As crianças imigrantes de primeira geração têm um risco acrescido de problemas emocionais e comportamentais e são mais vulneráveis a perturbações de saúde mental, conclui um estudo realizado na Amadora. “Se compararmos duas crianças do mesmo sexo, que pertençam a famílias com iguais rendimentos, onde os pais têm níveis de educação idênticos, a criança imigrante de primeira geração tem uma probabilidade 2,5 vezes maior de vir a desenvolver problemas de saúde mental”, disse, em declarações à agência Lusa, Maria do Rosário Oliveira Martins, do Instituto de Medicina e Higiene Tropical (IHMT) da Universidade Nova de Lisboa.
Tendencialmente, estas crianças não verbalizam essas dificuldades, o que pode potenciar quadros futuros de depressão e ansiedade. “As crianças que guardam tudo, que internalizam os problemas, têm a tendência de acabar deprimidas, enquanto as que exprimem insatisfação tendem a desenvolver hiperatividade e agressividade”, apontou, por seu lado, Thierry Mertens, professor convidado do IHMT e especialista em saúde global. “Claramente, a tendência para as crianças da imigração é de internalizar os sentimentos”, acrescentou.
Zélia Muggli, pediatra e coordenadora do trabalho de campo do projeto, sublinhou que as crianças são expostas a “situações de stresse” relacionadas com as condições de vida no país de origem, os fatores culturais, o trajeto até ao destino e a forma como é feita a sua adaptação e a integração.
A abordagem à saúde mental das crianças insere-se num projeto mais abrangente do IHMT que, em colaboração com os nove centros de saúde da Amadora e o Hospital Amadora Sintra, está a fazer o seguimento da saúde de 420 crianças.
Resumo:
“Os primeiros dados, recolhidos entre junho 2019 e março de 2020, mostram um padrão de desigualdades sociais e de saúde mental, com as crianças imigrantes em desvantagem: pertencem mais frequentemente a famílias de baixos rendimentos, com pais com empregos mais precários e a fazer trabalhos pouco qualificados; os resultados do questionário de Capacidades e de Dificuldades (SDQ) mostram que as crianças imigrantes, sobretudo as de 1ª geração têm um risco acrescido de ter problemas emocionais e comportamentais e como tal são mais vulneráveis a problemas de saúde mental.

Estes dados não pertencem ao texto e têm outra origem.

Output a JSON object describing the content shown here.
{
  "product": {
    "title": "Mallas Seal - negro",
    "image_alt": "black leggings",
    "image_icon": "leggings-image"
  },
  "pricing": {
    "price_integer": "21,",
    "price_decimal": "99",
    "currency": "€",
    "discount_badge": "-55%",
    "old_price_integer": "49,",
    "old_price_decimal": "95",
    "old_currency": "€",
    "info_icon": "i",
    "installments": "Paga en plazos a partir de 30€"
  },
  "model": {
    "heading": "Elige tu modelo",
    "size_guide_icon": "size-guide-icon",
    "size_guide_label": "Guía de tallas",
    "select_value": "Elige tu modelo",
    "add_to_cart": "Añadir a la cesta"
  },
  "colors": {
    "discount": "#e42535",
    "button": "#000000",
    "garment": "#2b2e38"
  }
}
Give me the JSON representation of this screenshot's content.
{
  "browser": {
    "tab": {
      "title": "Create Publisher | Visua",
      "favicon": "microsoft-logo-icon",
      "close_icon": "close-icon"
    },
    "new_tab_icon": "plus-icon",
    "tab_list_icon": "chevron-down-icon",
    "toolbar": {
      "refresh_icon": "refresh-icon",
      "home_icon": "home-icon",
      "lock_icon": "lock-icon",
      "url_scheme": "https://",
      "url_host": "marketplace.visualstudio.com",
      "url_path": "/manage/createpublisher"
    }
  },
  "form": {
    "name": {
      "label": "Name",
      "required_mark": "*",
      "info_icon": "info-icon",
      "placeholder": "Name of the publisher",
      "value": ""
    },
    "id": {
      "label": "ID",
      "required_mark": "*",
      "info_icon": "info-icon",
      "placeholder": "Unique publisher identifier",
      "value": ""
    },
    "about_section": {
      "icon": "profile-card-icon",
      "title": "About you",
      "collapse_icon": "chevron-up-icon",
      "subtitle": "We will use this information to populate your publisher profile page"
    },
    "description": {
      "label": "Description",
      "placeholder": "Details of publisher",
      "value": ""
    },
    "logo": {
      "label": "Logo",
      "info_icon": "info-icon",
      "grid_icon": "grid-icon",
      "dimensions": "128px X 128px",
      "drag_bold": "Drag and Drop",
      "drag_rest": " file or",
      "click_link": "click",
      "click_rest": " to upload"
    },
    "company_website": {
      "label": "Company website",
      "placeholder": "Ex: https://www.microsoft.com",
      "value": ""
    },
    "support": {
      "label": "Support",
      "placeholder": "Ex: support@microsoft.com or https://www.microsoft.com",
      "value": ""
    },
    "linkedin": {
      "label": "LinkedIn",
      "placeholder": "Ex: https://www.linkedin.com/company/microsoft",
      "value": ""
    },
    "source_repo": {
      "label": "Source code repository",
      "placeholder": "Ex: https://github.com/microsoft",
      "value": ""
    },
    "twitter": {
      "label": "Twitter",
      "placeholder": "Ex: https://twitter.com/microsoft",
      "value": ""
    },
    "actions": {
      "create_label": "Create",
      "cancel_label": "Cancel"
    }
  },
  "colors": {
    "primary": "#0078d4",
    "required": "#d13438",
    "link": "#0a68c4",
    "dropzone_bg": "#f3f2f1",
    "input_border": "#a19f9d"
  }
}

Por exemplo, se compararmos duas crianças do mesmo sexo, que pertençam a famílias com iguais rendimentos, onde os pais têm níveis de educação idênticos, a criança imigrante de 1ª geração tem uma probabilidade 2,5 vezes maior de vir a desenvolver problemas de saúde mental, quando comparada com a crianças nativa. Ou seja, mesmo tendo em conta outros fatores socioeconómicos, as crianças imigrantes continuam a apresentar uma maior vulnerabilidade a problemas de saúde mental.
Também sabemos de um outro estudo recente que estas famílias imigrantes residem em casas mais sobrelotadas e que, contrariamente nativas, 20% referem não ter um espaço em casa para que os seus filhos tenham aulas à distância. Este resultado é consistente com estudos internacionais que referem que o fecho das escolas pode criar enormes desigualdades nas crianças e exacerbar as vulnerabilidades já existentes.
Fechar as escolas em tempos de pandemia exige que não se deixe ficar para trás os mais frágeis como são estas crianças. A falta de seguimento das crianças hoje, poderá vir a ter consequências prejudiciais na sua saúde, no medio e longo prazo, com efeitos por vezes irreversíveis.”
Nota:
1.O questionário de Capacidades e de Dificuldades (SDQ) que foi aplicado a estas crianças avalia a ocorrência de determinados comportamentos que têm sido associados aos problemas de conduta, hiperatividade, sintomas emocionais e problemas na relação com os pares. Pode ser visto como um instrumento para identificação de problemas de saúde mental.
2. As crianças imigrantes representam 52% da amostra. São sobretudo famílias oriundas de Cabo-Verde, Brasil, Angola, Guiné-Bissau e S. Tomé e Príncipe.